Titelthema - Morbide, mahnende Schönheit
Messina: Blick auf die kalabrische Küste. © Sergey Didenko / shutterstock

Sizilien ist bekannt für seine Zitrusfrüchte und berüchtigt für die Mafia. Doch die Insel hat weit mehr zu bieten: Messina zum Beispiel ist unbedingt einen Besucht wert.

John Dickie01.08.2019

Armes Messina! Eine Stadt älter als Rom und das Eingangstor einer von schillernden Stränden umgebenen Insel voller von Menschenhand geschaffener Wunder. Doch Messina hat keine griechischen Tempel, die mit jenen von Agrigent oder Selinunt konkurrieren könnten. Keine üppigen römischen Mosaiken, die mit jenen von Piazza Armerina vergleichbar wären. Tatsächlich bietet Messina kaum herkömmliche Sehenswürdigkeiten. Wenn Besucher die Stadt betreten, tun sie dies nur, um ein Kreuzfahrtschiff zu verlassen und in einen Bus zu steigen, der nach Taormina fährt.
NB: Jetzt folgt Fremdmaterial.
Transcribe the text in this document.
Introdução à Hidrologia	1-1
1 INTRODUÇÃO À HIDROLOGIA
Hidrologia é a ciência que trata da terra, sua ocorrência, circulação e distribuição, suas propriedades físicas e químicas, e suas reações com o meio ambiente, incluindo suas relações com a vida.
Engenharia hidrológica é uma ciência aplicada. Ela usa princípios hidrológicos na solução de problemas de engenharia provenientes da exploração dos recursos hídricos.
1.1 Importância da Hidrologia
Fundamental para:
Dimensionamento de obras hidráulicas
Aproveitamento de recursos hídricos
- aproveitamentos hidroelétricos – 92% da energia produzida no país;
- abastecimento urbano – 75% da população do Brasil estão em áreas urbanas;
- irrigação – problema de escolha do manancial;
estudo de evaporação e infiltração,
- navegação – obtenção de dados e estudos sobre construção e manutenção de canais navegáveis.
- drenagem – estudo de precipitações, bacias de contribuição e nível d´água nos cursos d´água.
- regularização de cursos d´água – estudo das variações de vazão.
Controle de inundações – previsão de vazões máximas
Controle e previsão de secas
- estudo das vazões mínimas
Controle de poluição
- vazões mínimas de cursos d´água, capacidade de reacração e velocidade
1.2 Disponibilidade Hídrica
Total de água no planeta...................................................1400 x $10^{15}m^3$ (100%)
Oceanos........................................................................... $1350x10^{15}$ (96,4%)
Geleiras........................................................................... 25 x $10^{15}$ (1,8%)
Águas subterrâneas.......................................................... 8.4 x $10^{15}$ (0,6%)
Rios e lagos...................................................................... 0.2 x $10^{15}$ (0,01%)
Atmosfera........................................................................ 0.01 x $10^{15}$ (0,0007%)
Warum komme ich also immer wieder hierher zurück? Alte Freunde sind Teil der Geschichte. Auch das Essen ist gut. Es gibt keine Restaurants, die als Touristenfallen dienen, da es keine Touristen gibt. Probieren Sie das legendäre Gebäck in der Pasticceria Irrera an der Piazza Cairoli. Wenn es Ihnen gelingt, das Al Padrino in der Via Santa Cecilia zu finden, wird Sie der Inhaber behandeln, wie er auch alle anderen behandelt: Er wird die Speisekarte ignorieren, Sie von oben bis unten mustern und entscheiden, was Sie essen müssen. An solchen Orten weiß man, dass man sich die Zuneigung der wenigen durchreisenden Ausländer verdienen muss.
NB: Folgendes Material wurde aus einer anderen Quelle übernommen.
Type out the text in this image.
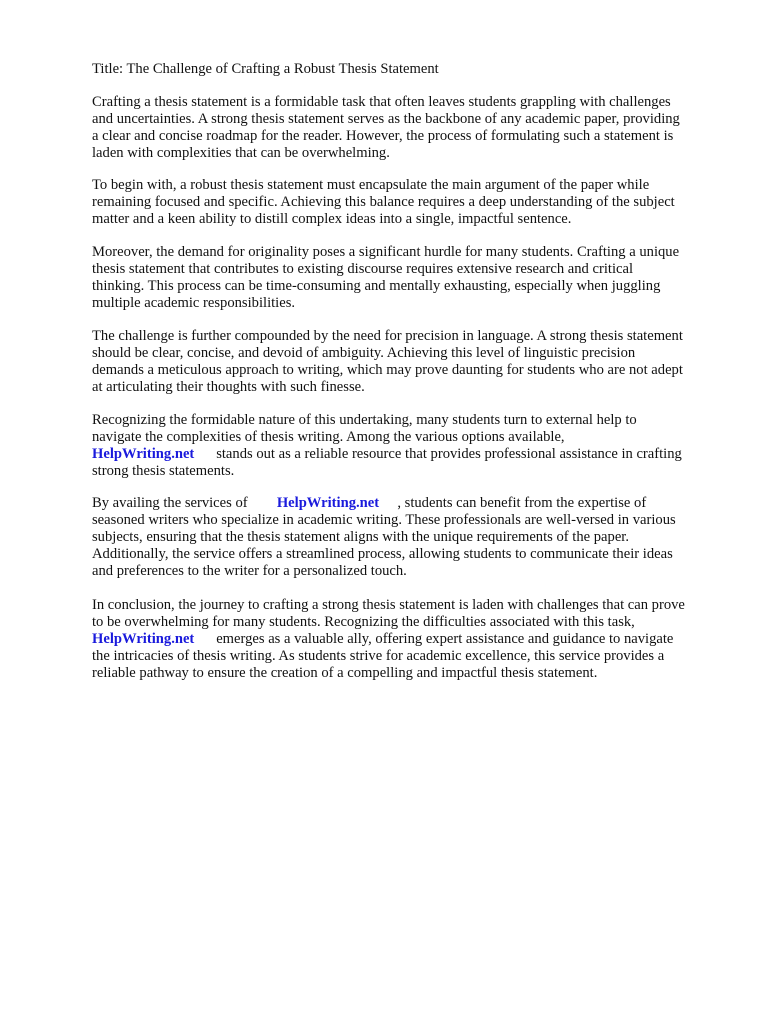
Title: The Challenge of Crafting a Robust Thesis Statement
Crafting a thesis statement is a formidable task that often leaves students grappling with challenges
and uncertainties. A strong thesis statement serves as the backbone of any academic paper, providing
a clear and concise roadmap for the reader. However, the process of formulating such a statement is
laden with complexities that can be overwhelming.
To begin with, a robust thesis statement must encapsulate the main argument of the paper while
remaining focused and specific. Achieving this balance requires a deep understanding of the subject
matter and a keen ability to distill complex ideas into a single, impactful sentence.
Moreover, the demand for originality poses a significant hurdle for many students. Crafting a unique
thesis statement that contributes to existing discourse requires extensive research and critical
thinking. This process can be time-consuming and mentally exhausting, especially when juggling
multiple academic responsibilities.
The challenge is further compounded by the need for precision in language. A strong thesis statement
should be clear, concise, and devoid of ambiguity. Achieving this level of linguistic precision
demands a meticulous approach to writing, which may prove daunting for students who are not adept
at articulating their thoughts with such finesse.
Recognizing the formidable nature of this undertaking, many students turn to external help to
navigate the complexities of thesis writing. Among the various options available,
HelpWriting.net stands out as a reliable resource that provides professional assistance in crafting
strong thesis statements.
By availing the services of HelpWriting.net , students can benefit from the expertise of
seasoned writers who specialize in academic writing. These professionals are well-versed in various
subjects, ensuring that the thesis statement aligns with the unique requirements of the paper.
Additionally, the service offers a streamlined process, allowing students to communicate their ideas
and preferences to the writer for a personalized touch.
In conclusion, the journey to crafting a strong thesis statement is laden with challenges that can prove
to be overwhelming for many students. Recognizing the difficulties associated with this task,
HelpWriting.net emerges as a valuable ally, offering expert assistance and guidance to navigate
the intricacies of thesis writing. As students strive for academic excellence, this service provides a
reliable pathway to ensure the creation of a compelling and impactful thesis statement.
Von der Landkarte gelöscht
Aber unabhängig von der Gesellschaft und dem Essen übt Messina eine seltsame Anziehung aus. Es ist eine Stadt, die aufgrund einer Katastrophe vollkommen neu gestaltet wurde. Kurz nach 5.20 Uhr am Morgen des 28. Dezember 1908 wurden die meisten Gebäude durch heftige Erschütterungen, die vierzig Sekunden dauerten, zerstört. Die großartige Palazzata, eine ununterbrochene Zeile neoklassischer Paläste – das Gesicht der Stadt, das sich zum Meer hin präsentierte – stürzte zusammen. Zehn Minuten später brach ein drei Meter hoher Tsunami über den Hafen herein. Feuer brachen aus und brannten tagelang unkontrolliert. Es war das tödlichste Erdbeben in der Geschichte des Westens. Vielleicht starben 80.000 Menschen, aber niemand wird es jemals sicher wissen, da die Aufzeichnungen der Stadt vernichtet wurden. Messina wurde von der Landkarte gelöscht.
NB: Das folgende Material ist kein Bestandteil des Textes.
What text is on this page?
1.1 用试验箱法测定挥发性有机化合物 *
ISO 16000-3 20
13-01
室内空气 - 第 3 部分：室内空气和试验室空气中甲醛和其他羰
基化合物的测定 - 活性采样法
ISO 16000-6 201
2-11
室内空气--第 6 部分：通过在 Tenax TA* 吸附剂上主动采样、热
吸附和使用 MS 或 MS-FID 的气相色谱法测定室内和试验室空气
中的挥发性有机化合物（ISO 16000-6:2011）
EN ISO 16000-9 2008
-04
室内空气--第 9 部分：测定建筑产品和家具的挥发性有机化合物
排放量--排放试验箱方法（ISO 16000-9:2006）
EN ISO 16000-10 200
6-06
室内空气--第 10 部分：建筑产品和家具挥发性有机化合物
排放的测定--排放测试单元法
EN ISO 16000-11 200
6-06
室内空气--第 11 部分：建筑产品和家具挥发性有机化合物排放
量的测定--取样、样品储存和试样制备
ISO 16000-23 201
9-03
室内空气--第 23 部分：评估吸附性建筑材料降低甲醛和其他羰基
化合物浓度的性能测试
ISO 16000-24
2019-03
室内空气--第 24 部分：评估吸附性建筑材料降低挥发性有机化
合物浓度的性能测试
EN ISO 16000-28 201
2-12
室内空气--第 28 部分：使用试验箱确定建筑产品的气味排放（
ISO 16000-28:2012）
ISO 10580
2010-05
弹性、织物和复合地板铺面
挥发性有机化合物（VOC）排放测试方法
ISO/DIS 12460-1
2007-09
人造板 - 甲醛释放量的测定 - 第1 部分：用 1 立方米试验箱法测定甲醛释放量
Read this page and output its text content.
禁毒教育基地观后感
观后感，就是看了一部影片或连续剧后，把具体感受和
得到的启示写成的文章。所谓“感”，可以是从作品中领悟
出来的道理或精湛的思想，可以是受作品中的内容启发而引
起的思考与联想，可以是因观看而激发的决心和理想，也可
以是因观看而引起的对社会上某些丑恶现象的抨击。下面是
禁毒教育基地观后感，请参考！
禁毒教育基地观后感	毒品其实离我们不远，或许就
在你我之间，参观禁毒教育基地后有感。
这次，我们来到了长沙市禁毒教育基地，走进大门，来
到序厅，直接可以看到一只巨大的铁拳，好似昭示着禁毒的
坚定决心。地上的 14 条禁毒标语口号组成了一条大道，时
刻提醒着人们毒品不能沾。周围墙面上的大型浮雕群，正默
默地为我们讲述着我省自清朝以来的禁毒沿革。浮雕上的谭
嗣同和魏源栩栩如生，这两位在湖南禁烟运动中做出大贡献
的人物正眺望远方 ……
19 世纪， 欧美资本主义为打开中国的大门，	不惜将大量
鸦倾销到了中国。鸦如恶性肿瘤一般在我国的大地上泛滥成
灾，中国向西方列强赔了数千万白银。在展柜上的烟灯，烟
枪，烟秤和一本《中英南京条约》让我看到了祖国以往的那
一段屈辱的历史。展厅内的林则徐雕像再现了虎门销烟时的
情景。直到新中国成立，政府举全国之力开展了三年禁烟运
Nach dem Erdbeben sagten viele, dass es wie ein neuzeitliches Pompeji aufgegeben werden solle. Doch langsam und schmerzhaft wurde es wieder aufgebaut – dieses Mal nur mit zwei- oder dreistöckigen Gebäuden, um zu zeigen, dass man die Grundsätze des erdbebensicheren Bauens gelernt hatte, wenn auch zu spät. Kirchen waren die ersten Gebäude, die neu entstanden: Viele waren blockartig, hässlich und viel zu groß.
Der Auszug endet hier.